Some of you may remember that, during the summer of 2015 (when gay marriage was legalized, amazingly!!!!), I attended Lambda Literary's retreat for Emerging LGBTQ Voices. I not only had a wonderful time, wrote up a storm, and made some hecka cool queer writer friends, I also learned so, SO much about the writing and editing processes. (I was supposed to learn about publishing, too, but I got so into the writing bits that I just sneakily worked on my stories during those lectures. I won't do that this year, though, I promise!!!)
It was my experience at Lambda that really motivated me to seriously bukcle down and write a hopefully-publishable young-adult novel with a queer protagonist; I'm now on the tenth draft (I know, I need to stop soon) of "The Things I Borrowed," about Chloe, a lesbian high school sophomore returning to the real-world after surviving cancer. While in the hospital, Chloe began falling for Zendeya, the older sister of Chloe's fellow cancer patient, seven-year-old Drake, who passes away. And now Chloe and Zendeya are both trying to learn to cary on living ... in similarly-and-differently painful ways. It's a kind of "Can their fragile, fraught love defy the complexities of life?" story. Also, Chloe's omnisexual, male-identified, adorable bestie, Jairus, may or may not be in love with her; it's unclearz. (I know, right? I don't know where I get this stuff, either.) Anyway, after one more summer cleanup, THAT book's almost ready to be shopped out (I hope).
The new, still-unfinished manuscript I'm planning to bring to Lambda THIS year is the book I always wanted to read as a teen but could never find: about a girl who's both blind and gender-blind (but lesbian-leaning), dealing with everything from the joys of girlcrushes, piano competitions, and AP classes, to the issues of clueless non-disabled parents, teachers, and randoms, sexual assault, and--the hardest lesson of all--figuring out which friendships are real enough to believe in and step into.

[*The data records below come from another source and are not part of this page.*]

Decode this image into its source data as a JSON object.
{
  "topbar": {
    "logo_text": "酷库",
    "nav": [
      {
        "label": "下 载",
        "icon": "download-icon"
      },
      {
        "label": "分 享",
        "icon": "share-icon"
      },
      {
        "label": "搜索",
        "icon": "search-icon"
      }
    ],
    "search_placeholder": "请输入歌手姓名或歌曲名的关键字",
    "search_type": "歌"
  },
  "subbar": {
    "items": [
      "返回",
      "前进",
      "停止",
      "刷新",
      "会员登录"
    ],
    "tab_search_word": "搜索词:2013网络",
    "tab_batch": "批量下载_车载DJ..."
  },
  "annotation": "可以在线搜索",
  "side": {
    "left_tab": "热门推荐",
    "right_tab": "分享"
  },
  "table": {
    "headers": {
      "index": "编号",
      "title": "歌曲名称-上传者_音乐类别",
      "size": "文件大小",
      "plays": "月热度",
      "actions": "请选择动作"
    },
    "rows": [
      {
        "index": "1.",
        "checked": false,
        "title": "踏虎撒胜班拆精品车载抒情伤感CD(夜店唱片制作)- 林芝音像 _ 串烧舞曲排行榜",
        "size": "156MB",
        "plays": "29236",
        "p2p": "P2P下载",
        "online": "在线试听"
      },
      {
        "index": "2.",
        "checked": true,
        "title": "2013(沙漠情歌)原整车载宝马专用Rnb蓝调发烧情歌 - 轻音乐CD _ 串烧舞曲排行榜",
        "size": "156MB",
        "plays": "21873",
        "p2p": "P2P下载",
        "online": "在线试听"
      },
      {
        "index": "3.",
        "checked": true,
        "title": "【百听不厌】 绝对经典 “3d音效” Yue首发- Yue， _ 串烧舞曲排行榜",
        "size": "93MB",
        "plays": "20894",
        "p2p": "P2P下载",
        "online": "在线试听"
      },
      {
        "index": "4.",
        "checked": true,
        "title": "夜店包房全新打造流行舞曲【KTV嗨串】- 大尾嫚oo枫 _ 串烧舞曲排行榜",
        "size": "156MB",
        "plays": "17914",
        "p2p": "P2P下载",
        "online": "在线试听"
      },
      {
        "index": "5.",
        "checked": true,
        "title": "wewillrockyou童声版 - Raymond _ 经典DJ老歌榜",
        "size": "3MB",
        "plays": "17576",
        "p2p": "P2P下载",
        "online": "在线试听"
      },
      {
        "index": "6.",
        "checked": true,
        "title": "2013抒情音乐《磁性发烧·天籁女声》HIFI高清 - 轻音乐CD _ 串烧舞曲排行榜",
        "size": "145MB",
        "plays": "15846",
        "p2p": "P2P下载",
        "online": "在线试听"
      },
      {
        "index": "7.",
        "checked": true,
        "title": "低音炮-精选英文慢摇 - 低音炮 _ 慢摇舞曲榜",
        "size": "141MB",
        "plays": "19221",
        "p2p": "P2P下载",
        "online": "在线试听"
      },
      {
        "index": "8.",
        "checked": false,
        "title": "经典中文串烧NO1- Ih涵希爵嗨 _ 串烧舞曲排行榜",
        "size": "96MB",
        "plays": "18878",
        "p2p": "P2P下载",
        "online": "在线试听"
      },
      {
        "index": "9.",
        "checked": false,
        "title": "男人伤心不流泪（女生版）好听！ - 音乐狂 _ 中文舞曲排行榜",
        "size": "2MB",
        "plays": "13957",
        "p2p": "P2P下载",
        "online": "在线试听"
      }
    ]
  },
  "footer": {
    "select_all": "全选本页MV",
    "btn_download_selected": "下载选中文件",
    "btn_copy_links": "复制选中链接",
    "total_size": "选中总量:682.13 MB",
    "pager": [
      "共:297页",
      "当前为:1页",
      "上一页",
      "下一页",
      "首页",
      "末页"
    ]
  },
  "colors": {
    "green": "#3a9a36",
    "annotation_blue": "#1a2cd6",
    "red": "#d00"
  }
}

This book--tentatively titled "That Elusive One Percent," but affectionately nicknamed "blindiebook"--is, at once, the hardest, most vulnerable thing I've ever written, AND, probably, the most important and needed and true thing I'll ever write (once I get it just the way I want it). And because this book is so raw and so close to home, I need help with it. Like, SO much help! I need Lambda: a new flock of Lambda sheep! Baaaaaaa!
Which is why I was so delighted to learn that Emily M. Danforth, fantastic authoress of the mind-blowing "The Miseducation Of Cameron Post," is the author leading Lambda's Young Adult cohort this summer. And I'm lucky enough to return to Los Angeles for another magical week of queer-space writing and rainbow author-bonding!!!
Now, let me say, right off the (blind) bat, that I'm BEYOND aware of the fact that there are WAY better things to donate to than my being able to jet off to L.A. and write for a while. Seriously, I mean that. Also, I'm privileged enough to have a job and to be able to justify this expense by reminding myself that I don't have a car or pay for gas and junk.
That said, if you feel so compelled to donate toward my room, board, and the costs of the retreat, I will (a) be forever grateful, AND (b) legit put you in my acknows when and if anything of mine ever gets published.
Every little bit helps, but I'll feel just as grateful for bank as I will for "Have a good time!"s and virtual hugs. Truly. If you've read this far, thank you! And thank you for being my friend and being you! And whatever you do ... keep reading! AND writing, if you're into that!